Una hora después, cuando nos detuvimos en la puerta de mi casa en Studio City, Julio me dijo:

—Me gustan estas casas porque todas son iguales, puedes emborracharte y no importa, siempre llegarás a tu casa. Supongo que no solo tendrás la tele en el mismo lugar, y el mismo libro encima de la mesa, y la misma marca de pasta de dientes, sino que tendrás hasta la misma mujer en la cama.

Le perdoné la simpleza. Julio se vuelve un poco elemental cuando llega a una nueva ciudad. Es su defensiva manera de admitir lo diferente. Y se lo perdoné doble cuando sacó de una de las maletas un jamón serrano absoluta y auténticamente español. Mi cara de adoración debió ser muy evidente, porque dijo:

—El único judío en el mundo que venera con rostro de éxtasis el jamón serrano eres tú.

—Yo también tengo algo para ti, well, is somewhere over there.

Cuando le puse enfrente las dos docenas de cintas de videotape, Julio estuvo a punto de morir de felicidad.
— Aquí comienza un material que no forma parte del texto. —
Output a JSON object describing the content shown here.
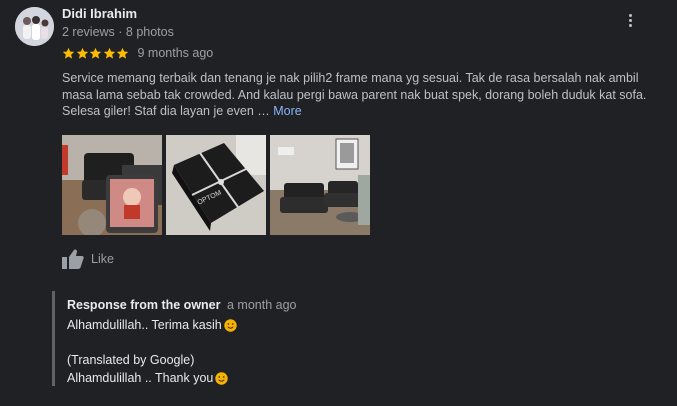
{
  "author": {
    "name": "Didi Ibrahim",
    "meta": "2 reviews · 8 photos"
  },
  "rating": {
    "stars": 5,
    "max_stars": 5,
    "time": "9 months ago"
  },
  "review": {
    "text": "Service memang terbaik dan tenang je nak pilih2 frame mana yg sesuai. Tak de rasa bersalah nak ambil masa lama sebab tak crowded. And kalau pergi bawa parent nak buat spek, dorang boleh duduk kat sofa. Selesa giler! Staf dia layan je even …",
    "more_label": "More"
  },
  "photos": [
    {
      "icon": "showroom-sofa-photo"
    },
    {
      "icon": "optom-gift-box-photo"
    },
    {
      "icon": "waiting-area-photo"
    }
  ],
  "actions": {
    "like_label": "Like"
  },
  "owner_response": {
    "title": "Response from the owner",
    "time": "a month ago",
    "line1": "Alhamdulillah.. Terima kasih",
    "line2": "(Translated by Google)",
    "line3": "Alhamdulillah .. Thank you"
  },
  "colors": {
    "background": "#202124",
    "star": "#fbbc04",
    "link": "#8ab4f8",
    "muted": "#9aa0a6"
  }
}
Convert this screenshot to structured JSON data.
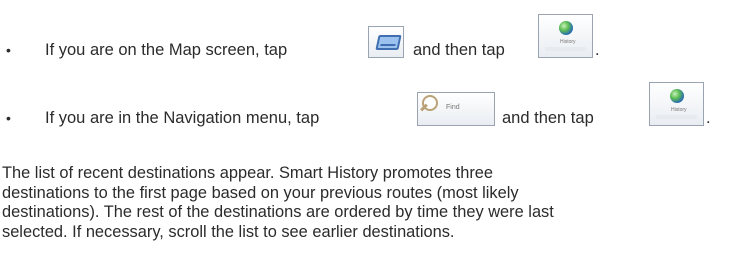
{
  "bullets": [
    {
      "marker": "•",
      "before": "If you are on the Map screen, tap",
      "middle": "and then tap",
      "after": ".",
      "first_button": {
        "icon": "map-icon"
      },
      "second_button": {
        "icon": "history-globe-icon",
        "caption": "History"
      }
    },
    {
      "marker": "•",
      "before": "If you are in the Navigation menu, tap",
      "middle": "and then tap",
      "after": ".",
      "first_button": {
        "icon": "find-magnifier-icon",
        "label": "Find"
      },
      "second_button": {
        "icon": "history-globe-icon",
        "caption": "History"
      }
    }
  ],
  "paragraph": {
    "lines": [
      "The list of recent destinations appear. Smart History promotes three",
      "destinations to the first page based on your previous routes (most likely",
      "destinations). The rest of the destinations are ordered by time they were last",
      "selected. If necessary, scroll the list to see earlier destinations."
    ]
  }
}
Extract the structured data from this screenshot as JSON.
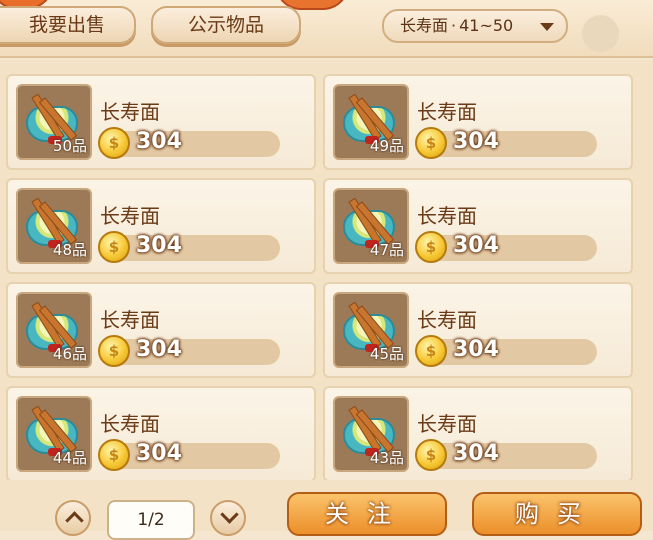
{
  "tabs": {
    "sell": "我要出售",
    "public": "公示物品"
  },
  "filter": {
    "item": "长寿面",
    "separator": "·",
    "level_range": "41~50"
  },
  "items": [
    {
      "name": "长寿面",
      "grade": "50品",
      "price": "304"
    },
    {
      "name": "长寿面",
      "grade": "49品",
      "price": "304"
    },
    {
      "name": "长寿面",
      "grade": "48品",
      "price": "304"
    },
    {
      "name": "长寿面",
      "grade": "47品",
      "price": "304"
    },
    {
      "name": "长寿面",
      "grade": "46品",
      "price": "304"
    },
    {
      "name": "长寿面",
      "grade": "45品",
      "price": "304"
    },
    {
      "name": "长寿面",
      "grade": "44品",
      "price": "304"
    },
    {
      "name": "长寿面",
      "grade": "43品",
      "price": "304"
    }
  ],
  "pagination": {
    "page": "1/2"
  },
  "actions": {
    "follow": "关注",
    "buy": "购买"
  },
  "icons": {
    "coin": "gold-coin-icon",
    "item": "noodle-bowl-icon",
    "prev": "chevron-up-icon",
    "next": "chevron-down-icon",
    "filter_toggle": "caret-down-icon"
  },
  "colors": {
    "text": "#6b3a17",
    "accent": "#eb8f2a",
    "background": "#f5e6cf"
  }
}
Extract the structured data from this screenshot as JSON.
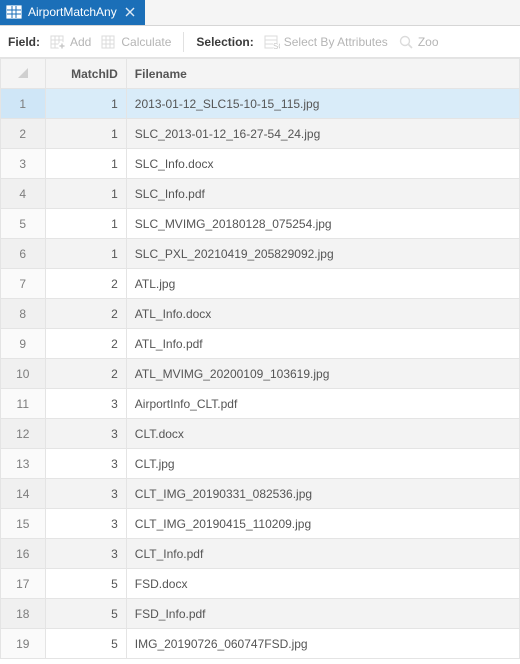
{
  "tab": {
    "title": "AirportMatchAny"
  },
  "toolbar": {
    "field_label": "Field:",
    "add_label": "Add",
    "calculate_label": "Calculate",
    "selection_label": "Selection:",
    "select_by_attr_label": "Select By Attributes",
    "zoom_label": "Zoo"
  },
  "table": {
    "columns": {
      "matchid": "MatchID",
      "filename": "Filename"
    },
    "selected_row_index": 0,
    "rows": [
      {
        "n": 1,
        "matchid": 1,
        "filename": "2013-01-12_SLC15-10-15_115.jpg"
      },
      {
        "n": 2,
        "matchid": 1,
        "filename": "SLC_2013-01-12_16-27-54_24.jpg"
      },
      {
        "n": 3,
        "matchid": 1,
        "filename": "SLC_Info.docx"
      },
      {
        "n": 4,
        "matchid": 1,
        "filename": "SLC_Info.pdf"
      },
      {
        "n": 5,
        "matchid": 1,
        "filename": "SLC_MVIMG_20180128_075254.jpg"
      },
      {
        "n": 6,
        "matchid": 1,
        "filename": "SLC_PXL_20210419_205829092.jpg"
      },
      {
        "n": 7,
        "matchid": 2,
        "filename": "ATL.jpg"
      },
      {
        "n": 8,
        "matchid": 2,
        "filename": "ATL_Info.docx"
      },
      {
        "n": 9,
        "matchid": 2,
        "filename": "ATL_Info.pdf"
      },
      {
        "n": 10,
        "matchid": 2,
        "filename": "ATL_MVIMG_20200109_103619.jpg"
      },
      {
        "n": 11,
        "matchid": 3,
        "filename": "AirportInfo_CLT.pdf"
      },
      {
        "n": 12,
        "matchid": 3,
        "filename": "CLT.docx"
      },
      {
        "n": 13,
        "matchid": 3,
        "filename": "CLT.jpg"
      },
      {
        "n": 14,
        "matchid": 3,
        "filename": "CLT_IMG_20190331_082536.jpg"
      },
      {
        "n": 15,
        "matchid": 3,
        "filename": "CLT_IMG_20190415_110209.jpg"
      },
      {
        "n": 16,
        "matchid": 3,
        "filename": "CLT_Info.pdf"
      },
      {
        "n": 17,
        "matchid": 5,
        "filename": "FSD.docx"
      },
      {
        "n": 18,
        "matchid": 5,
        "filename": "FSD_Info.pdf"
      },
      {
        "n": 19,
        "matchid": 5,
        "filename": "IMG_20190726_060747FSD.jpg"
      }
    ]
  }
}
Lo dejé hurgando entre ellas y pude dedicarme a contemplar el jamón serrano. Luego abrí su bolsa de viaje y comenzaron a salir botellas de vino, libros y latas de fabada. El Gordo tocando sus videocasetes como si fuera una novia recién estrenada, yo abrazando mi jamón. Mis vecinos se hubieran sorprendido, son de una generación que no se permite tantas emociones al mismo tiempo.
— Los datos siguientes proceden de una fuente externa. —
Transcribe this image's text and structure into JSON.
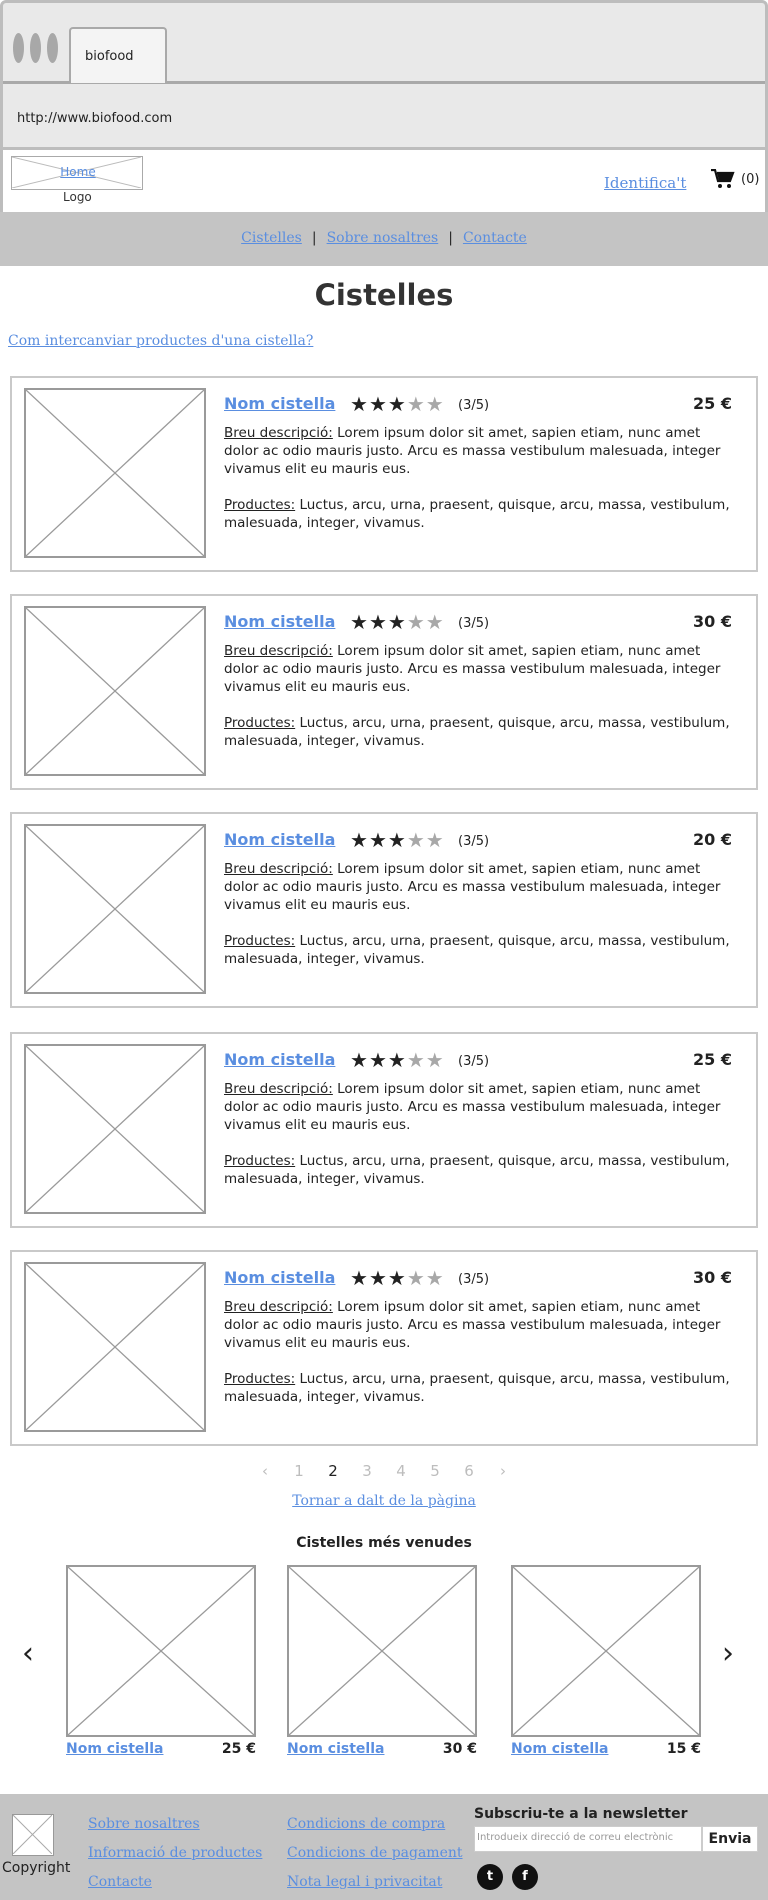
{
  "browser": {
    "tab_title": "biofood",
    "url": "http://www.biofood.com"
  },
  "header": {
    "logo_link": "Home",
    "logo_label": "Logo",
    "login": "Identifica't",
    "cart_count": "(0)"
  },
  "nav": {
    "items": [
      "Cistelles",
      "Sobre nosaltres",
      "Contacte"
    ],
    "separator": "|"
  },
  "page": {
    "title": "Cistelles",
    "swap_link": "Com intercanviar productes d'una cistella?"
  },
  "labels": {
    "description": "Breu descripció:",
    "products": "Productes:"
  },
  "baskets": [
    {
      "name": "Nom cistella",
      "rating": 3,
      "rating_max": 5,
      "rating_text": "(3/5)",
      "price": "25 €",
      "description": " Lorem ipsum dolor sit amet, sapien etiam, nunc amet dolor ac odio mauris justo. Arcu es massa vestibulum malesuada, integer vivamus elit eu mauris eus.",
      "products": " Luctus, arcu, urna, praesent, quisque, arcu, massa, vestibulum, malesuada, integer, vivamus."
    },
    {
      "name": "Nom cistella",
      "rating": 3,
      "rating_max": 5,
      "rating_text": "(3/5)",
      "price": "30 €",
      "description": " Lorem ipsum dolor sit amet, sapien etiam, nunc amet dolor ac odio mauris justo. Arcu es massa vestibulum malesuada, integer vivamus elit eu mauris eus.",
      "products": " Luctus, arcu, urna, praesent, quisque, arcu, massa, vestibulum, malesuada, integer, vivamus."
    },
    {
      "name": "Nom cistella",
      "rating": 3,
      "rating_max": 5,
      "rating_text": "(3/5)",
      "price": "20 €",
      "description": " Lorem ipsum dolor sit amet, sapien etiam, nunc amet dolor ac odio mauris justo. Arcu es massa vestibulum malesuada, integer vivamus elit eu mauris eus.",
      "products": " Luctus, arcu, urna, praesent, quisque, arcu, massa, vestibulum, malesuada, integer, vivamus."
    },
    {
      "name": "Nom cistella",
      "rating": 3,
      "rating_max": 5,
      "rating_text": "(3/5)",
      "price": "25 €",
      "description": " Lorem ipsum dolor sit amet, sapien etiam, nunc amet dolor ac odio mauris justo. Arcu es massa vestibulum malesuada, integer vivamus elit eu mauris eus.",
      "products": " Luctus, arcu, urna, praesent, quisque, arcu, massa, vestibulum, malesuada, integer, vivamus."
    },
    {
      "name": "Nom cistella",
      "rating": 3,
      "rating_max": 5,
      "rating_text": "(3/5)",
      "price": "30 €",
      "description": " Lorem ipsum dolor sit amet, sapien etiam, nunc amet dolor ac odio mauris justo. Arcu es massa vestibulum malesuada, integer vivamus elit eu mauris eus.",
      "products": " Luctus, arcu, urna, praesent, quisque, arcu, massa, vestibulum, malesuada, integer, vivamus."
    }
  ],
  "pagination": {
    "prev": "‹",
    "pages": [
      "1",
      "2",
      "3",
      "4",
      "5",
      "6"
    ],
    "current": "2",
    "next": "›"
  },
  "back_to_top": "Tornar a dalt de la pàgina",
  "best_sellers": {
    "title": "Cistelles més venudes",
    "prev": "‹",
    "next": "›",
    "items": [
      {
        "name": "Nom cistella",
        "price": "25 €"
      },
      {
        "name": "Nom cistella",
        "price": "30 €"
      },
      {
        "name": "Nom cistella",
        "price": "15 €"
      }
    ]
  },
  "footer": {
    "copyright": "Copyright",
    "col1": [
      "Sobre nosaltres",
      "Informació de productes",
      "Contacte"
    ],
    "col2": [
      "Condicions de compra",
      "Condicions de pagament",
      "Nota legal i privacitat"
    ],
    "newsletter_title": "Subscriu-te a la newsletter",
    "newsletter_placeholder": "Introdueix direcció de correu electrònic",
    "newsletter_button": "Envia"
  },
  "icons": {
    "cart": "cart-icon",
    "twitter": "twitter-icon",
    "facebook": "facebook-icon"
  }
}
—Carajo, eres un genio, chaparrito, ¿dónde las conseguiste?

—¿De dónde sacaste estas maravillas? —preguntó Julio mesándose la calva incipiente que terminaba en una aureola de pelo largo que rebasaba la nuca.

Blackhawk films, una distribuidora de los viejos materiales de la Hal Roach. Está en un little town de lowa, Davenport.

El Gordo estaba tan emocionado que cuando conseguí un sacacorchos y la dos únicas copas que me quedaban sanas en la casa, se negó a soltar las cintas. Sesenta y seis películas de lo mejor de Stan Laurel y Oliver Hardy, directamente copiadas de las versiones originales. Media hora después seguía con los videocasetes abrazados al pecho, y no los soltó ni siquiera cuando le mostré el ejemplar de Rolling Stone donde había salido nuestra última historia.